WHEN Jane* arrived with a bruised face at work she could not bring herself to tell any of her seemingly burly colleagues what happened. Jane said it did not feel the right place to speak up or seek help.
Jane wants to speak out now, more than a decade later, to offer women hope in their most darkest of places.
She has survived three abusive relationships. By the third, the most extreme of her experience with violence, Jane says she could finally recognise the warning signs for what could spiral into exactly what she did not want in a relationship.
Compounding trauma in her personal life prompted Jane to let go her dreams for a career in the construction industry and her "white picket fence" dreams to start a family.
Since moving home to Ballarat seven years ago, Jane has re-built her life with strong support from family and friends.
Jane said, for her, moving forward was about making small steps in minimising danger when in a difficult situation.
Jane wants to encourage women to never feel down on themselves if in a difficult and dangerous situation, rather to focus on hope - however seemingly tiny a flicker of hope it might be.
Above all, Jane wants women in such relationships to remember it was not their fault.
I got a steady job, my own place and surrounded myself with good people. Then, I could kinda let the bad experiences go.Jane
Ballarat's frontline welfare workers, specialising in helping family violence survivors say it is vital to note this is one woman's experience - every experience is different - but it helps highlight key messages of resilience.
Jane left Ballarat straight out of high school for university studies in Melbourne in the 1990s. She considers herself to have then been naive to living out of home. Within a couple of years, Jane was half-way through a demanding university degree in architecture and a stone restoration apprenticeship.
"I fell into a relationship with a guy from a very different upbringing to me but I didn't worry. I thought things would turn around...He was from an abusive background and he had a rigid personality compared to me, I was more emotional and flexible about things," Jane said. "He dislocated my shoulder. It was fairly traumatic to be an apprentice back at work."
In the next 13 years, Jane had three relationships with men who became physically and emotionally abusive towards her. Jane was thrown against floors, punched in the face, interrogated and isolated from her friends.
Melbourne no longer seemed safe, even after breaking from the third relationship. Witnessing abuse and violent incidents on trains and trams in the city triggered her own horrific memories.
Personal and emotional safety became paramount for Jane and this, for her, meant moving home to a city with familiar faces in the streets.

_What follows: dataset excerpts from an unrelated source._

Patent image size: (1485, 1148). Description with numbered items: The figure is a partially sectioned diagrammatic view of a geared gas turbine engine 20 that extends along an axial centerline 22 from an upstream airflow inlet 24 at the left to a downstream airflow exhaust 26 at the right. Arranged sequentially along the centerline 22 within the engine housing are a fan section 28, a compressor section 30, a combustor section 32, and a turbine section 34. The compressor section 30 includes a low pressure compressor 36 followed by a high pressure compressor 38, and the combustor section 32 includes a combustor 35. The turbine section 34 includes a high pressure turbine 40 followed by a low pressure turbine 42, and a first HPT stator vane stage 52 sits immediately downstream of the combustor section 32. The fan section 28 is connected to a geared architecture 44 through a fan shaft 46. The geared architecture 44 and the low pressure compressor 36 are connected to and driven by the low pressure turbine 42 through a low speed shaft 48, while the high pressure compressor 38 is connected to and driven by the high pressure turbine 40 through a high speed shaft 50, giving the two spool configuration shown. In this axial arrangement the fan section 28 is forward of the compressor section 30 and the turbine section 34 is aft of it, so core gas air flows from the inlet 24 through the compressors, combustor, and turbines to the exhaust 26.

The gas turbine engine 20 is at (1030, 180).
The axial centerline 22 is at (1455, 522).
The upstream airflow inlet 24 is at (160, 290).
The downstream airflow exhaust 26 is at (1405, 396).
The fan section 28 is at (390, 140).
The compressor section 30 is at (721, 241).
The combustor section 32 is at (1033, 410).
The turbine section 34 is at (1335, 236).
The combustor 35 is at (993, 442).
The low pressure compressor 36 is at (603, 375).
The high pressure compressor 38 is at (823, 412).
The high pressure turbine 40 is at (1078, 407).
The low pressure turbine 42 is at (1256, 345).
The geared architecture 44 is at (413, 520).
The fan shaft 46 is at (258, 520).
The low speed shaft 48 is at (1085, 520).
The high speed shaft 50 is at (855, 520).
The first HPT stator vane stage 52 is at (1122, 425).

"I got a steady job, my own place and surrounded myself with good people. Then, I could kinda let the bad experiences go," Jane said.
"Those years were supposed to be the years when you find your life partner and settle down. A lot of my friends have either had their career take off or started families.
"...A lot of women I meet and know, don't understand why I'm alone. For me, it's about making those steps back to my white picket fence situation. It can be a little hard that I'm not the same as everyone...but I'm in a pretty good job and there is an upside on my social life."
Child and Family Services deputy chair Wendy Sturgess said family violence was a trauma and always left a legacy on the survivor.
Jane wanted to tell her story to The Courier without her face, nor her real name.
Ms Sturgess said even when a woman has left an abusive situation, no matter how long ago, many felt it was important to put their own such safety measures in place.
She praised Jane's strength to find resilience in her journey.
The odds are stacked high and it is good to know the woman in this story found her way. It is important women find their own way, what works for themWendy Sturgess, CAFS deputy chief
"The odds are stacked high and it is good to know the woman in this story found her way. It is important women find their own way, what works for them," Ms Sturgess said.
"For some women, this could be leaning on family support, for other women it is joining support groups or counselling. It might be the need to move interstate or it might be to change your name. It is good to know this woman's strength, that she could find amazing resilience to forge a new existence."
Ms Sturgess said a particularly big challenge for women in leaving an abusive relationship was when children were involved. For others, she said it could be the stigma within towns and families - not being believed or supported. Fears for homelessness and work could also be heightened.
Ms Sturgess said it could take years for some women in learning to navigate their lives around lasting impacts of trauma. This could be in finding other ways to find fulfillment in life.
She said women like Jane were incredibly resilient, giving up or changing their dreams in a need to be safe. There was a high risk, Ms Sturgess said, for many women to turn to seek refuge in drugs and alcohol.
Ms Sturgess said survivor support needs were assessed case-by-case.
Central Highlands Integrated Family Violence Committee advocates for a multi-agency response to best support women.
Committee chairman and WRISC executive officer Libby Jewson said the key mission for frontline agencies in the region was to help empower women and stand beside them in the decisions they want to make.
"(Jane)'s story fits what we help to do as an agency but we don't see that result, seven years down the track, how it has changed her life," Ms Jewson said. "For me, it's really empowering for that woman to make decisions around her life.
"...Even within (abusive) relationships, women can be very proactive and resilient in how they manage those relationships. Every day these women work hard to get from one day to the next - that takes enormous strength and resilience."
1800RESPECT is the 24-hour counselling hotline for any Australian who has experienced, or is at risk, of family violence.